You are viewing a plain text version of this content. The canonical link for it is here.

Posted to user@flink.apache.org by Sudharsan R <su...@gmail.com> on 2022/06/18 16:51:27 UTC

Savepoint (with job cancel) while checkpoint in progress

Hello,
We are running a single job in a flink 1.11.1 cluster on a k8s cluster. We
use zookeeper HA mode.

To upgrade our application code, we do a flink cli job cancel with
savepoint. We then bring down the whole flink cluster. We bring it back up
and submit the new app code with this savepoint.

Here's a specific scenario:
1. A checkpoint was initiated by the flink infra.
2. We triggered a cancel with savepoint while the checkpoint was in
progress.
3. Based on logs, the checkpoint completes and immediately after this the
savepoint also seems to complete. At this point, my expectation is that
zookeeper would have no state for this job on this cluster.
4. The new cluster comes up. We submit a job from our savepoint. However,
the old job also seems to have been recovered! The UI shows this job. The
logs also seem to indicate this.
Please see a list of interesting events:

21:09:28 Starting job 2ddc7c290891ec2d169068d1992586d4 from savepoint …….

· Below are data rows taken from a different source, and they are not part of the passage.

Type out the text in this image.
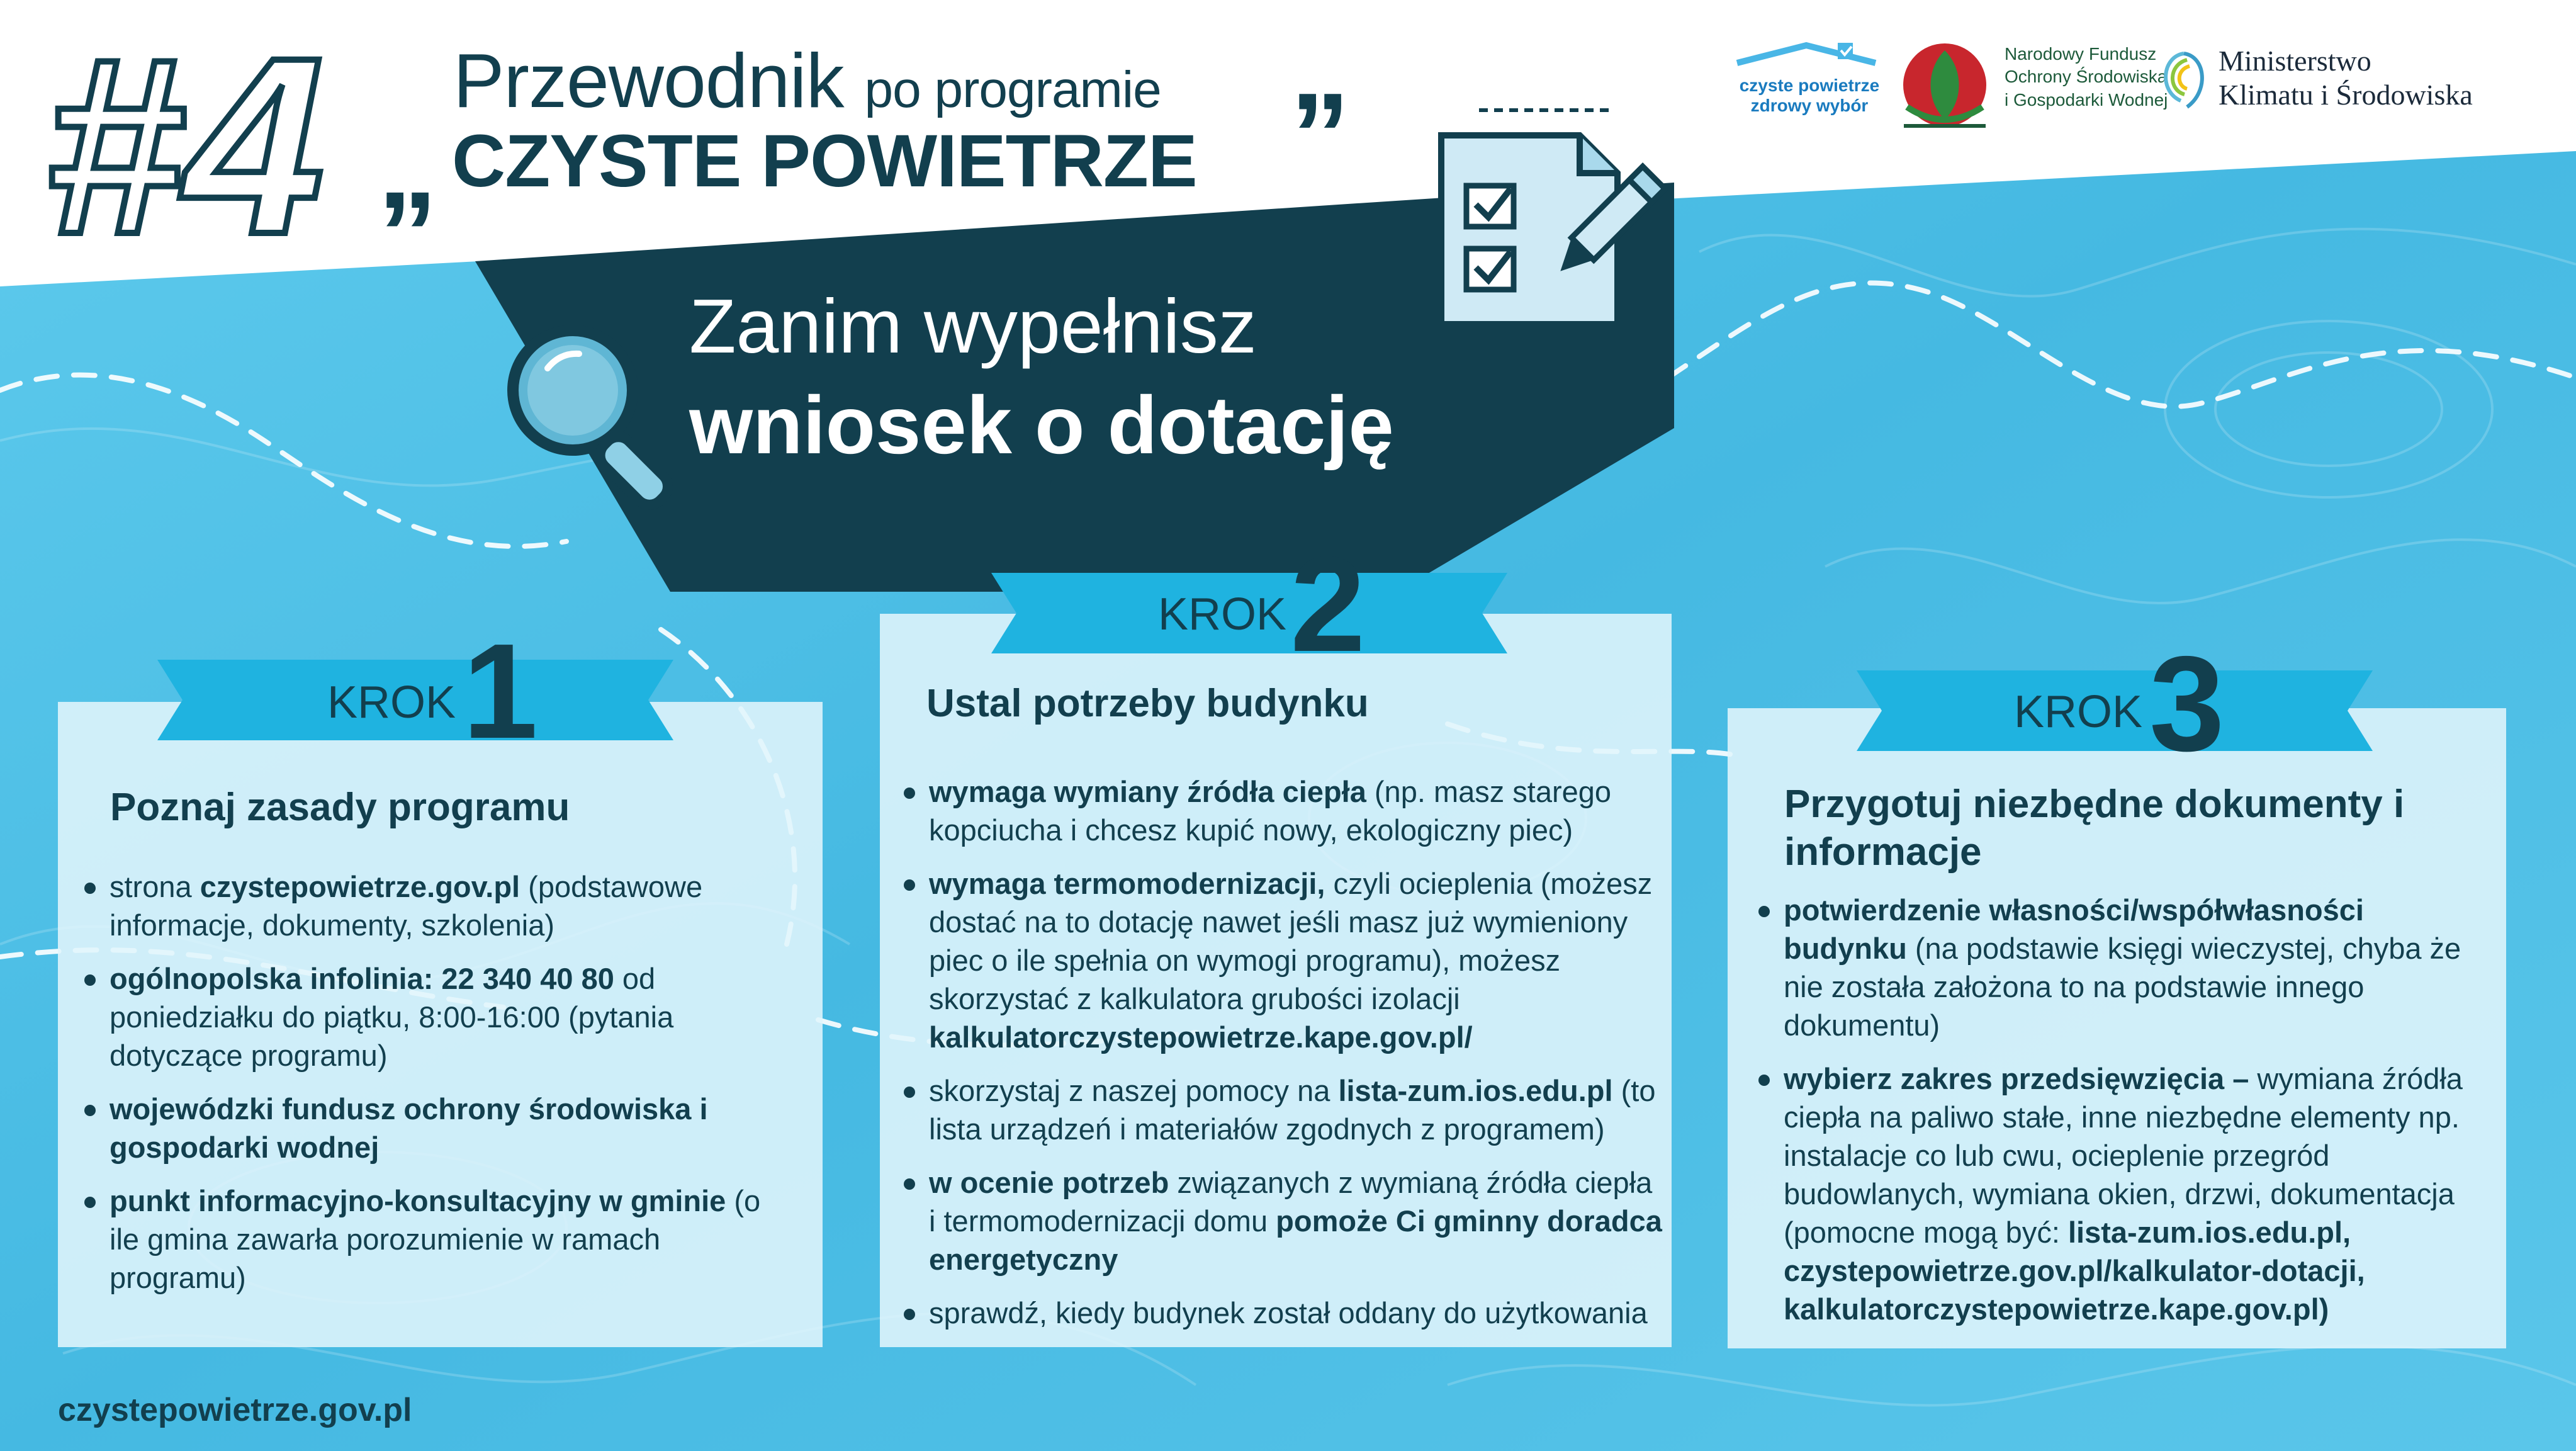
#4 „
Przewodnik po programie
CZYSTE POWIETRZE ”
Zanim wypełnisz
wniosek o dotację
czyste powietrze
zdrowy wybór
Narodowy Fundusz
Ochrony Środowiska
i Gospodarki Wodnej
Ministerstwo
Klimatu i Środowiska
KROK 1
Poznaj zasady programu
strona czystepowietrze.gov.pl (podstawowe informacje, dokumenty, szkolenia)
ogólnopolska infolinia: 22 340 40 80 od poniedziałku do piątku, 8:00-16:00 (pytania dotyczące programu)
wojewódzki fundusz ochrony środowiska i gospodarki wodnej
punkt informacyjno-konsultacyjny w gminie (o ile gmina zawarła porozumienie w ramach programu)
KROK 2
Ustal potrzeby budynku
wymaga wymiany źródła ciepła (np. masz starego kopciucha i chcesz kupić nowy, ekologiczny piec)
wymaga termomodernizacji, czyli ocieplenia (możesz dostać na to dotację nawet jeśli masz już wymieniony piec o ile spełnia on wymogi programu), możesz skorzystać z kalkulatora grubości izolacji kalkulatorczystepowietrze.kape.gov.pl/
skorzystaj z naszej pomocy na lista-zum.ios.edu.pl (to lista urządzeń i materiałów zgodnych z programem)
w ocenie potrzeb związanych z wymianą źródła ciepła i termomodernizacji domu pomoże Ci gminny doradca energetyczny
sprawdź, kiedy budynek został oddany do użytkowania
KROK 3
Przygotuj niezbędne dokumenty i informacje
potwierdzenie własności/współwłasności budynku (na podstawie księgi wieczystej, chyba że nie została założona to na podstawie innego dokumentu)
wybierz zakres przedsięwzięcia – wymiana źródła ciepła na paliwo stałe, inne niezbędne elementy np. instalacje co lub cwu, ocieplenie przegród budowlanych, wymiana okien, drzwi, dokumentacja (pomocne mogą być: lista-zum.ios.edu.pl, czystepowietrze.gov.pl/kalkulator-dotacji, kalkulatorczystepowietrze.kape.gov.pl)
czystepowietrze.gov.pl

Jun 17, 2022 @ 21:09:25.036 Submitting Job with
JobId=2ddc7c290891ec2d169068d1992586d4.

21:08:27 Recovered JobGraph(jobId: 28e0ef806b40c27111614081e18d72f9)

21:08:27 Successfully recovered 1 persisted job graphs.

21:07:27 Starting standalonesession dameon on ….

21:07:25 New jobmanager pod comes up


21:07:14 Last message seen from old manager job

21:07:00 Cancelling tasks to cancelled messages

21:06:42 savepoint stored in ….

21:05:16 Last message of type Received last message for now expired
checkpoint attempt 101289

21:04:52 Received late message for now expired checkpoint attempt 101289 ….

21:04:49 Triggering checkpoint 101290 (type=SAVEPOINT)

21:04:48: ERROR
org.apache.flink.contrib.streaming.state.snapshot.RocksIncrementalSnapshotStrategy:
Could not properly discard states.

21:04:48 ERROR
org.apache.flink.runtime.state.filesystem.FsCheckpointStreamFactory: Could
not delete the checkpoint stream file

21:04:47 Submitting Job with JobId=2ddc7c290891ec2d169068d1992586d4.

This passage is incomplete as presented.